Upsampling happens after each block of convolutions and is conveniently done by a factor 2 in the height and width.

The hyperparameters determine the number of weights that must be encoded in the sophistication.
Typically, weights in a CNN are not distributed uniformly at random and a trained network can be compressed substantially.
We distinguish two approaches to compressing neural networks:
1. Invasive (e.g. pruning, [LeCun et al., 1989; Guo et al., 2016])
2. Non-invasive (e.g. quantization [Gupta et al., 2015])
The second approach comes in fixed-length and variable-length versions and differs in the amount of reproduction accuracy required accross the literature.
While variable-length and invasive techniques may produce better results, we choose to focus on fixed-length quantization.
If needed, it is possible to account for an additional `X%` improvement obtainable by different methods via an implicit `X/(1-X)%` increase in the available sophistication.

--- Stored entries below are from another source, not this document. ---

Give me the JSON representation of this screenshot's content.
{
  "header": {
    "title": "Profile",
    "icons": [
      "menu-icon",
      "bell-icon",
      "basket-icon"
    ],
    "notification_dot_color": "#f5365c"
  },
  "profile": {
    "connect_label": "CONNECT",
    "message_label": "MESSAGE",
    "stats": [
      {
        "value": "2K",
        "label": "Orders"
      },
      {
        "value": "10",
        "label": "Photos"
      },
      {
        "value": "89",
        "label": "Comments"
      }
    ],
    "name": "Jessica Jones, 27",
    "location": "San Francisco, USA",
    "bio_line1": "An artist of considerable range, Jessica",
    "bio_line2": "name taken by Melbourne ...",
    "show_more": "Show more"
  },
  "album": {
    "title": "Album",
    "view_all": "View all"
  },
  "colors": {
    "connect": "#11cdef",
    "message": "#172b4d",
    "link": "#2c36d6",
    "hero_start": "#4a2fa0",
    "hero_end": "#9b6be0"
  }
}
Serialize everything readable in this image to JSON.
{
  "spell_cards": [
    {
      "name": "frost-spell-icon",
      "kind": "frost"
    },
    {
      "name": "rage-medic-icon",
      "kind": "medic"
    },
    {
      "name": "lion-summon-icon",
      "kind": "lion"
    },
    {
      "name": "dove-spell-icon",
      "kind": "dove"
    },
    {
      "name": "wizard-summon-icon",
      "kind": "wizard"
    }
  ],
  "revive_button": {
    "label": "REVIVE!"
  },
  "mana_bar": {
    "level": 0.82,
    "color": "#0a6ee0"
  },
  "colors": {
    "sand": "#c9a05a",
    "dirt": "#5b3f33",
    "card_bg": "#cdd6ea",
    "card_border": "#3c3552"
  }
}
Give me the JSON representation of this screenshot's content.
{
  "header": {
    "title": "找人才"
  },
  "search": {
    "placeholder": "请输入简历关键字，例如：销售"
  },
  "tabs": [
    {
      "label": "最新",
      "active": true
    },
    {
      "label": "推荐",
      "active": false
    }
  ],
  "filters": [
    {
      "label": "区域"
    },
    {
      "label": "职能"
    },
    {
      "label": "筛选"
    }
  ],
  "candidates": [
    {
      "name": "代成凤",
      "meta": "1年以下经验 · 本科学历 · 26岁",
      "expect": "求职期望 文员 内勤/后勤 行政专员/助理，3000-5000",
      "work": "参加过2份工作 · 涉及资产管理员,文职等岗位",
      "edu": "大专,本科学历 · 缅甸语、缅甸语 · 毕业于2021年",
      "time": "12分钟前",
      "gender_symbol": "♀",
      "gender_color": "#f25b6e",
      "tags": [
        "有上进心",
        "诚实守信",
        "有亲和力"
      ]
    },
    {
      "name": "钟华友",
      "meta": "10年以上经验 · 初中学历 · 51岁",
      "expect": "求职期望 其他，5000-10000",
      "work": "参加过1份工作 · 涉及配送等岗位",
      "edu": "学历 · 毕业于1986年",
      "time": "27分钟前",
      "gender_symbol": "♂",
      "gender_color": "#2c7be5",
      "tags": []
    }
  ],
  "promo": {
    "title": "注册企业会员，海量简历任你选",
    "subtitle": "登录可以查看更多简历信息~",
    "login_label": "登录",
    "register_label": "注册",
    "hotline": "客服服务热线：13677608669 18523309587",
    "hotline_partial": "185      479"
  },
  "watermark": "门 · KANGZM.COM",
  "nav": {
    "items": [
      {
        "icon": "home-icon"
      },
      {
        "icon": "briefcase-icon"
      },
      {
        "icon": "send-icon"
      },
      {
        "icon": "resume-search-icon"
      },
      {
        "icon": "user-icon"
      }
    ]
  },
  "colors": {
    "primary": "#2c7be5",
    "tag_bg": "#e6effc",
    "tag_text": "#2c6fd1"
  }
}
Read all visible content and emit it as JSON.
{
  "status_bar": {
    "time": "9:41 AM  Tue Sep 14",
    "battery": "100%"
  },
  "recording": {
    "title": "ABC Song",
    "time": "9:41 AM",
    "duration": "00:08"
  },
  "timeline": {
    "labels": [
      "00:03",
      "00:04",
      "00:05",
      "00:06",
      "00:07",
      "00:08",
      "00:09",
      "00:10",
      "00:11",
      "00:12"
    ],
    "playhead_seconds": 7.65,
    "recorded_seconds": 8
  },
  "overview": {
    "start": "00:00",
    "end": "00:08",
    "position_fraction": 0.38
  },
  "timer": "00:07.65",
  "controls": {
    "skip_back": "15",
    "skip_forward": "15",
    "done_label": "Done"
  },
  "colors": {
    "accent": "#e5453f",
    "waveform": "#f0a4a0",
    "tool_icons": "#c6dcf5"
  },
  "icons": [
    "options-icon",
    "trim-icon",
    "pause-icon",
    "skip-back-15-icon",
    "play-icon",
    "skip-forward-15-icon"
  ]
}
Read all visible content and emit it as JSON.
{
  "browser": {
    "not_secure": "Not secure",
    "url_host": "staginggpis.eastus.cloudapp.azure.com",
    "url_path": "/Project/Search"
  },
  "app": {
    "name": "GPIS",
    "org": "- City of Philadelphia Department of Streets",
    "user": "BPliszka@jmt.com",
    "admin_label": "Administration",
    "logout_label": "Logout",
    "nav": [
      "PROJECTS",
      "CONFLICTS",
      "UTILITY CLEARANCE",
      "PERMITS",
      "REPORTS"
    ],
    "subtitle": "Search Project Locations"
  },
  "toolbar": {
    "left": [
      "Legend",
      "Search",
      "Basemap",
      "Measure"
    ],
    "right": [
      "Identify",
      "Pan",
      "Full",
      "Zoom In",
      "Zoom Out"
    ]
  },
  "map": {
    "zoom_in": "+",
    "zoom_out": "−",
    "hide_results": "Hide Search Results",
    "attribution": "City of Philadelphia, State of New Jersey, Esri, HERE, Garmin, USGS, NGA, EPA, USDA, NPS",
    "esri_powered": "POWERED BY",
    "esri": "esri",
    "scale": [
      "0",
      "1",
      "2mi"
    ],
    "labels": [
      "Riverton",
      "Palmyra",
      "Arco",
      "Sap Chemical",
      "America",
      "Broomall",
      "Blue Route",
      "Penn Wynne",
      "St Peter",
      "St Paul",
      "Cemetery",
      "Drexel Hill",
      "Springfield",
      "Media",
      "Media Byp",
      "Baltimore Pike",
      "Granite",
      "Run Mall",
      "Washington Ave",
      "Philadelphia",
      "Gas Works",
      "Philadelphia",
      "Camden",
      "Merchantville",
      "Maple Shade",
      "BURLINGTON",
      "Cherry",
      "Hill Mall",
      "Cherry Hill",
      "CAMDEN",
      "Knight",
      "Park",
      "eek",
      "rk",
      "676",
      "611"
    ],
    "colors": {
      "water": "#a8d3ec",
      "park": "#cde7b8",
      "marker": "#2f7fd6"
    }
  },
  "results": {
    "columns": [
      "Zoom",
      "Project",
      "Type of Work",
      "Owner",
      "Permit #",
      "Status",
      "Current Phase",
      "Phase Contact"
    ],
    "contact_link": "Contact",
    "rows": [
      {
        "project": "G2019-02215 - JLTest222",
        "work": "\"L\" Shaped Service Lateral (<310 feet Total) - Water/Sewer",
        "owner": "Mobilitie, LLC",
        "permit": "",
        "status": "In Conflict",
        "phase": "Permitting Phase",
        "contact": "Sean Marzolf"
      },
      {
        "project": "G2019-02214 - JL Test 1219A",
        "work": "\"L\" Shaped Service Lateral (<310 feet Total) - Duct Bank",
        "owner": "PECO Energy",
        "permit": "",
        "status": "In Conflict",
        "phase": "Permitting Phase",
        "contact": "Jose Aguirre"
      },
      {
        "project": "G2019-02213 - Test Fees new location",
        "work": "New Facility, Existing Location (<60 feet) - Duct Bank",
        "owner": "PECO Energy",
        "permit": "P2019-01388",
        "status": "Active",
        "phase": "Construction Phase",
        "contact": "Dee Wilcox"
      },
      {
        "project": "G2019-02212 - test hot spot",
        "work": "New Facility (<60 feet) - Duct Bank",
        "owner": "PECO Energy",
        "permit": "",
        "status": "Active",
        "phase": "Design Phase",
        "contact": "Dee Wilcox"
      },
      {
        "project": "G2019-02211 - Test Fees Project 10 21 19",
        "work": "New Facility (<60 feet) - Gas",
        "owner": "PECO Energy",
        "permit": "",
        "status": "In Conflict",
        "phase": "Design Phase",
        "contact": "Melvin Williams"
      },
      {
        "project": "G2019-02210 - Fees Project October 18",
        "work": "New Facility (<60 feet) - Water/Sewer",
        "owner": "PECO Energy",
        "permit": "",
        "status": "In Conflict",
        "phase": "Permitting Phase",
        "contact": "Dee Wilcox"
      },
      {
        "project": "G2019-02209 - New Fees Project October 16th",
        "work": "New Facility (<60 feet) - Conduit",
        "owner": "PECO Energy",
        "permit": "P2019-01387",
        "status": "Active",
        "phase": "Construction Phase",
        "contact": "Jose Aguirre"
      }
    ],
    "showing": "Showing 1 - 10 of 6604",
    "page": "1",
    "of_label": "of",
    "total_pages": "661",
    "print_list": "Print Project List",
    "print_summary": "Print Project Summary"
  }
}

Experiments have shown that weights in a CNN typically follow a Laplace (two-sided exponential) distribution that has lower variance in layers further away from the image.
Quantizing with such a distribution, around 5 bits of accuracy are needed for acceptable performance (http://vijaychan.github.io/Publications/dcc-2017-cnn-compression.pdf).
However, in typical networks (e.g. AlexNet and VGG) the number of weights is dominated by the weights in the fully connected layer, for which our simple quantization scheme is of no use.
In deep convolutional networks (e.g. ResNet), most weights reside in convolutional layers.
We strive to keep the fully connected layer as small as possible, while still realizing the properties we desire of our model class.
In particular, when all information resides in the sophistication, we should resort to a simple fully connected layer where the weight encodes all information in a channel of a pixel (i.e. 4 bits).

It has been observed that CNNs with random filters are able to perform well.
This suggests that information can be pushed to the fully connected layer.
We shall not be too concerned with this and try to put the information in the convolutional layers.

From Wikipedia:
> **Number of filters**
>
> Since feature map size decreases with depth, layers near the input layer will tend to have fewer filters while higher layers can have more.
> To equalize computation at each layer, the feature x pixel position product is kept roughly constant across layers.
> Preserving more information about the input would require keeping the total number of activations (number of feature maps times number of pixel positions) non-decreasing from one layer to the next.

### Quick and Dirty

Let's ignore the fully connected layer for a moment.
There are roughly `soph // 5` weight variables available (drawn from Laplace distributions with varying variance), assuming 5 bits per weight.

The size of the output image is `height * width * channels`, whereas, ideally, the input is `1 * 1 * noise`.
Suppose we keep the kernel size fixed throughout the network (**`kernelsize`**) and let the depth of each convolution layer increases exponentially from the image towards the input (**`depthfactor`**), thus decreases with a factor `1 / depthfactor` towards the image.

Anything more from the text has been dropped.